Guided so far has been very objective based, and it severely blurs the line between achiever’s fodder and explorer’s map. There are towers that eagle’s like to use as perches. This tells me that I also want to go up there and use my supernatural eagle’s vision to scout the area below. In the city, I am like Batman searching for citizens being molested by the establishment, fellow assassins, and tidbits of information to find chinks in my target’s armor. These locations pop up on my map in a tiered order: find the perch, find the waylays. Usually I only need a few checkmarks before I can head to the assassination phase, but I am finding that I want to do them all.
Hidden, on the other hand, are found as flags in Assassin’s Creed. They are not on the map. They are usually hidden in a ruined building or alleyway out of the general flow of movement. Some flags are even placed as a type of platform puzzle that can only be reached through a specific route of building jumping and window climbing. When I finally lay my hands on one of the filthy pieces of cloth, I get to know how many flags of the set I’ve found out of the total. There can be up to 100 flags in an entire city.
I did manage to boggle through getting the 20 flags in the safe, tutorial city of Masyaf with the help of a map I found online. Carefully checking off each flag on the map, I thought I had managed to get them all, but the game told me I had only found 19 out of 20. Argh! I was pulling my hair out trying to figure out which I had missed. At that time I realized that this was the only flag set I would complete. There was no way I was going to take the time to find the 100 flags in Damascus.
I realized that I loved the exploration of Assassin’s Creed, but that I really needed direction. I know that I simply could not have fun trying to comb the city for flags. I needed more direction. I needed tools up for the task. I needed guided exploration. Did people really have fun trying to find all the flags on their own?
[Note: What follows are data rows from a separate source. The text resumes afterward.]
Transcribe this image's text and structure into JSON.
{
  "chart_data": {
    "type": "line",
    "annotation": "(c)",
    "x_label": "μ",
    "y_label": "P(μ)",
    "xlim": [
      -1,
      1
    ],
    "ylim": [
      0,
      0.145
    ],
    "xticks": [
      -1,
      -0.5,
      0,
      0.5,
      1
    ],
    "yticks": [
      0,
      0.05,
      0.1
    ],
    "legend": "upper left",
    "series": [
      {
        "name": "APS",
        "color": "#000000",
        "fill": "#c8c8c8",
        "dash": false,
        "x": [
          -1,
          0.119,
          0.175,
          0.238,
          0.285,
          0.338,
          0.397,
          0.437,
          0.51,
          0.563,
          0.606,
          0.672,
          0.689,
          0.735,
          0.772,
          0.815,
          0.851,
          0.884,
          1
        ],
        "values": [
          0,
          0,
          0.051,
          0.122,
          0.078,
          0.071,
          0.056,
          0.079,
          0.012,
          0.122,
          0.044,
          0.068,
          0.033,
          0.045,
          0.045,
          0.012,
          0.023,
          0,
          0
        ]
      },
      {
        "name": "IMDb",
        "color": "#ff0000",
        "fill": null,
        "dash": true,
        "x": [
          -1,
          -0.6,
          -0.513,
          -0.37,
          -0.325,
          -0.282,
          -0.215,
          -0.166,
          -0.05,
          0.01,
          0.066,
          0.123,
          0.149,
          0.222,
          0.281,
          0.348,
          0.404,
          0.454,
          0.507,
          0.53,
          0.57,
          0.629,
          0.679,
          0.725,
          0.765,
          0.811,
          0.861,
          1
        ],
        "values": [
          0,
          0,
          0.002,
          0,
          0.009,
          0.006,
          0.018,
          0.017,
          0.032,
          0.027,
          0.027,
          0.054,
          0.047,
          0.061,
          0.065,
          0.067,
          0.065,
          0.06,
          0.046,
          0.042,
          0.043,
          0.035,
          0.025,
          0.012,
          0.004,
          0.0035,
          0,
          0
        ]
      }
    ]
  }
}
Or, perhaps it is the achiever’s soul in me abrading the happiness of “E.” I find a flag; awesome, I am a semi-hidden, off-the-beaten-path area. Pat on back, self. Except… except! The ruthless game is telling me that I’ve only found a smidgen of these infernal flags! There are dozens left to be found, which apparently I have been overlooking like a blind cow. I don’t even know where to begin to look.
I realize how much I love a guided tour, and I really enjoy just random wanderings to find neat places and things. Yet, I truly hate the middle ground of unguided exploration objectives. Any reasonable guidance or hints would turn flags into a great little mechanic. For now, I hate hoping that I will find more flags, all the while knowing that each flag I find in Assassin’s Creed makes finding another flag less likely.
Developers keep adding tasks like these in so many games and genres, and I truly wonder who they are for. Achievers are going to use guides to add… well, guidance. Explorers will only care so much as the task aligns with whatever they are exploring. Getting all the “flags” is an tertiary task. Do the developers really think that anybody is going to take the time for a near-Sisyphean task of combing and re-combing gigantic explorable areas for these small unguided objectives? In my mind, this gameplay is worse than grinding. At least with grinding I can see progress.
Since I’ve made the conscience decision to ignore the task of flag set completions in Assassin’s Creed, I am black to an “oh, neat” moment for getting the flags. I figure that at the end of the game, I’ll look at the few flags I have found and congratulate myself. It would be nice to get the majority of them, but honestly I am not even hopeful for that. I do want to get enough to feel that maybe I did take some time to explore. Then I can draw my own line in the sand.